When you check them in a few days, as well as looking for queen and brood, check for new nectar coming in (looks like cells full of water). No idea what the forage is like round you, so it is worth checking that they have something.

Also - at the first inspection, no need to see the queen. If you have eggs, she's in there somewhere.
 
Great advice. The queen came marked and I spotted her when transferring the nuc to the hive. so shouldn't be tough to find later in the week.

There's lots of activity but whilst I sat and starred this afternoon noticed no obvious pollen on the returning bees. Would they still be orienting or are they struggling to find forage? Nearest OSR is about three quarters of a mile but they are on the outskirts of a small village so surrounded by fields. Lots of buttercups in the fields atm.
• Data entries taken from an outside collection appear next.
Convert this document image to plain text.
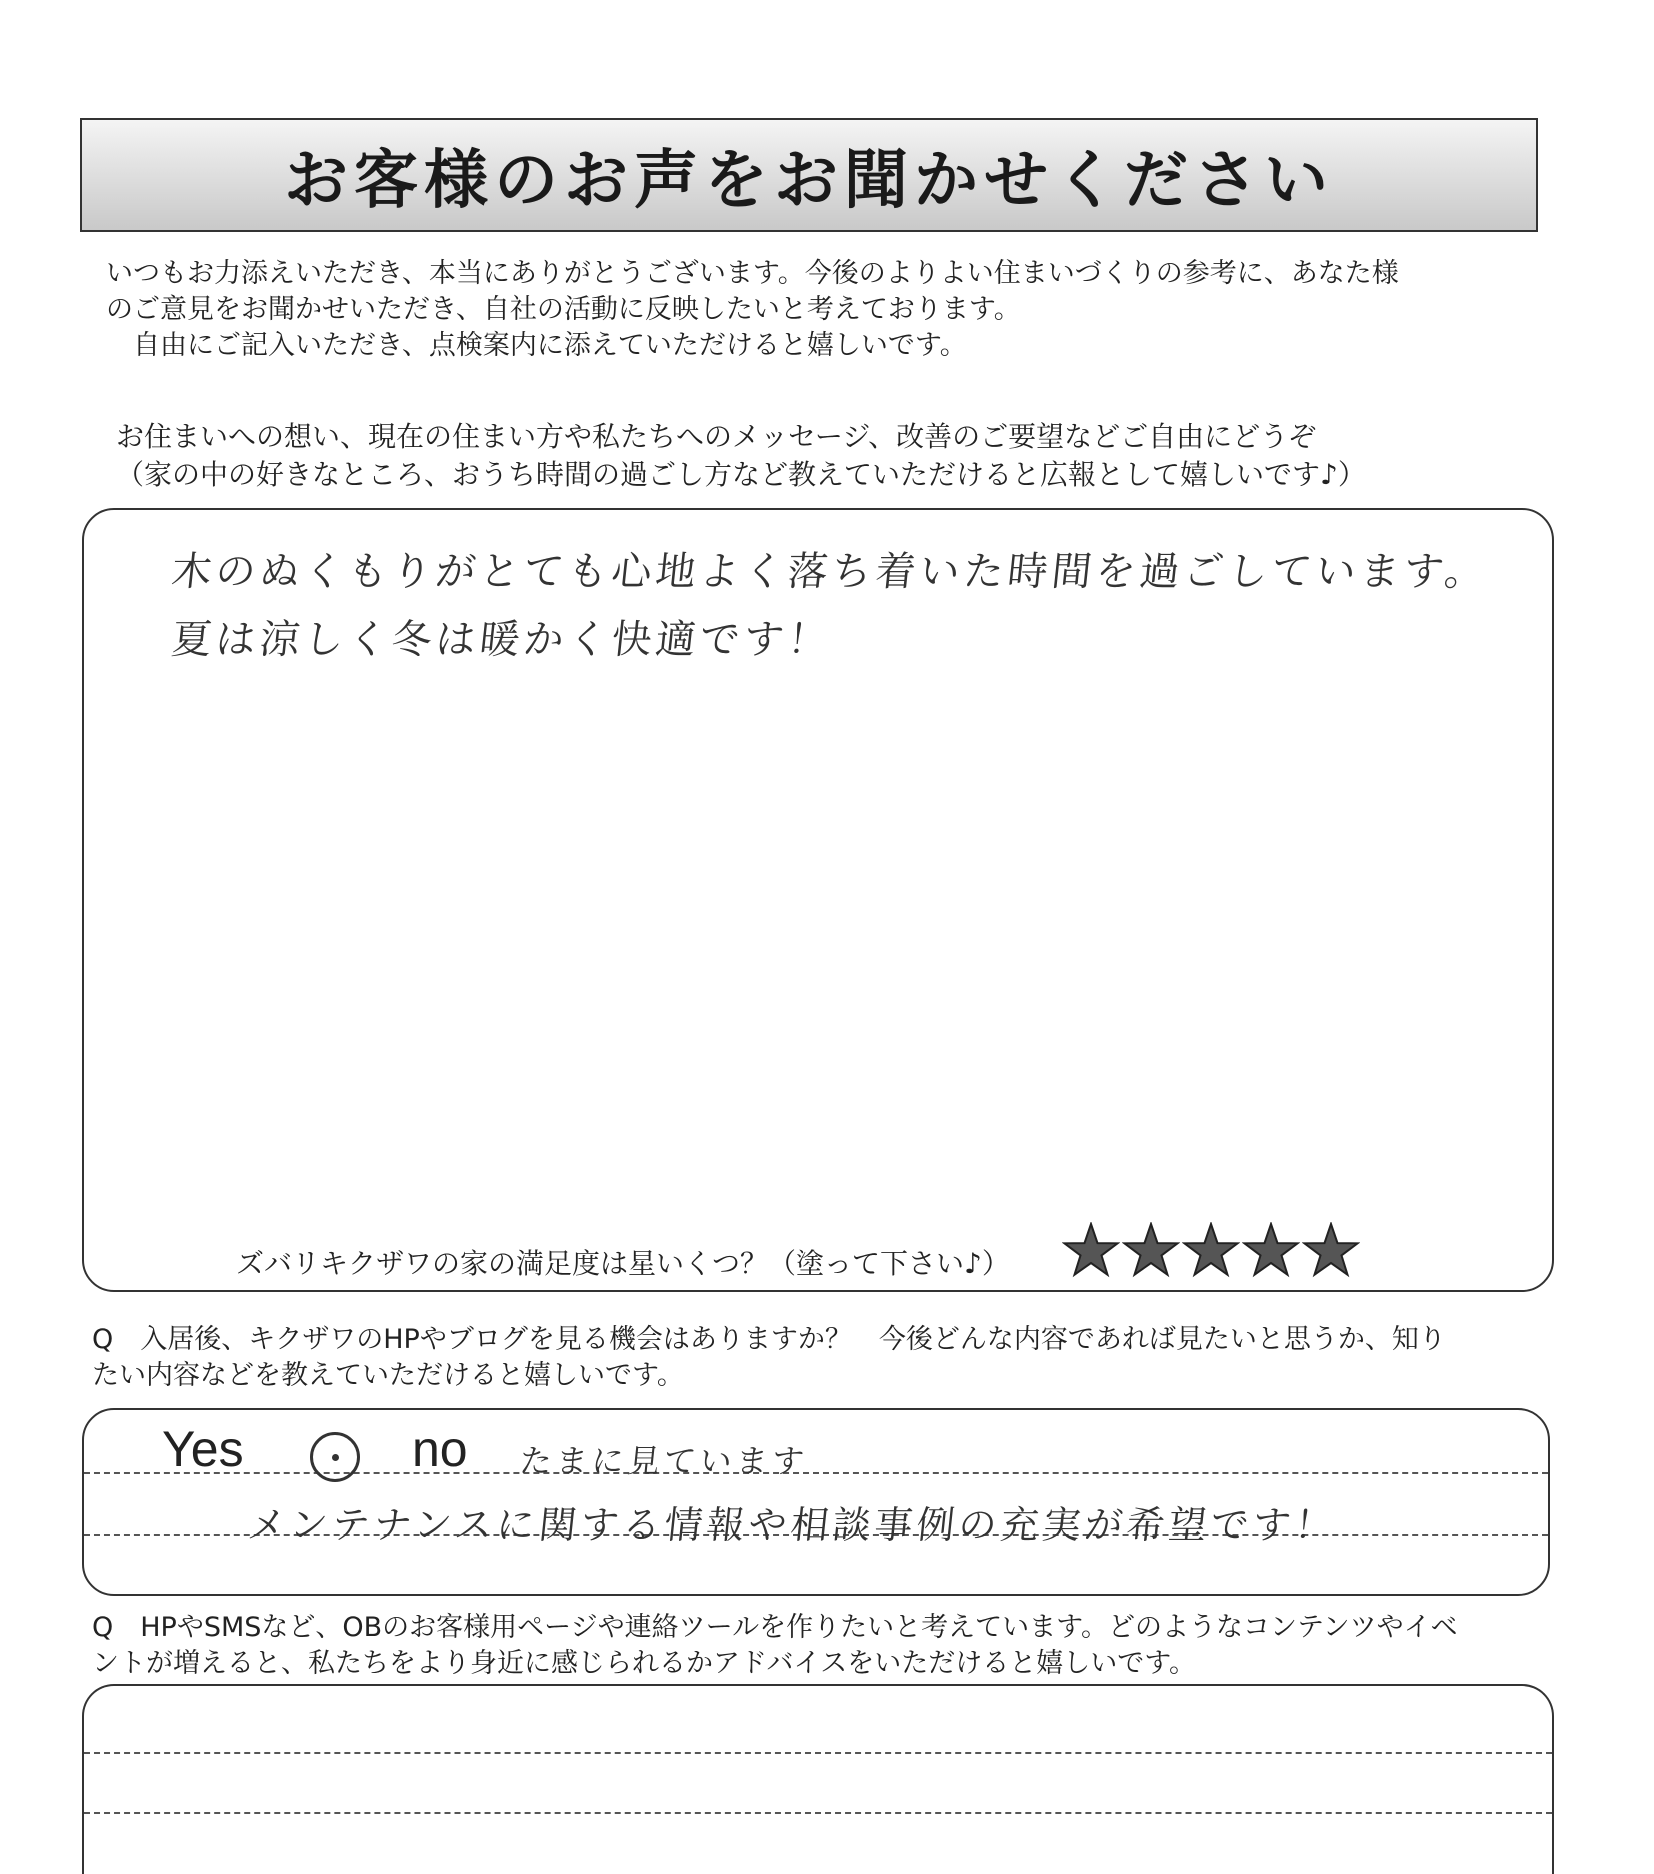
お客様のお声をお聞かせください
いつもお力添えいただき、本当にありがとうございます。今後のよりよい住まいづくりの参考に、あなた様
のご意見をお聞かせいただき、自社の活動に反映したいと考えております。
　自由にご記入いただき、点検案内に添えていただけると嬉しいです。
お住まいへの想い、現在の住まい方や私たちへのメッセージ、改善のご要望などご自由にどうぞ
（家の中の好きなところ、おうち時間の過ごし方など教えていただけると広報として嬉しいです♪）
木のぬくもりがとても心地よく落ち着いた時間を過ごしています。
夏は涼しく冬は暖かく快適です！
ズバリキクザワの家の満足度は星いくつ？（塗って下さい♪）
Q　入居後、キクザワのHPやブログを見る機会はありますか？　今後どんな内容であれば見たいと思うか、知り
たい内容などを教えていただけると嬉しいです。
Yes	no たまに見ています
メンテナンスに関する情報や相談事例の充実が希望です！
Q　HPやSMSなど、OBのお客様用ページや連絡ツールを作りたいと考えています。どのようなコンテンツやイベ
ントが増えると、私たちをより身近に感じられるかアドバイスをいただけると嬉しいです。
Thanks for your continued help and interest!!

Mark
 
Hi Mark,

I would imagine, though I don't know, that it will take a while for the bees to get to know thier new area. BUT

How do they locate their food? Smell, sight, luck?

All the best
Jan
 
If it was up to my daughters they'd just follow the signs they've placed around the garden pointing to the flowers!!
 
Bee vision is shifted to shorter wavelengths - so they see UV and colours towards blue. They are "red-blind". No idea what a field of OSR looks like in UV, but from the reaction of the average hive, it probably shines like a searchlight.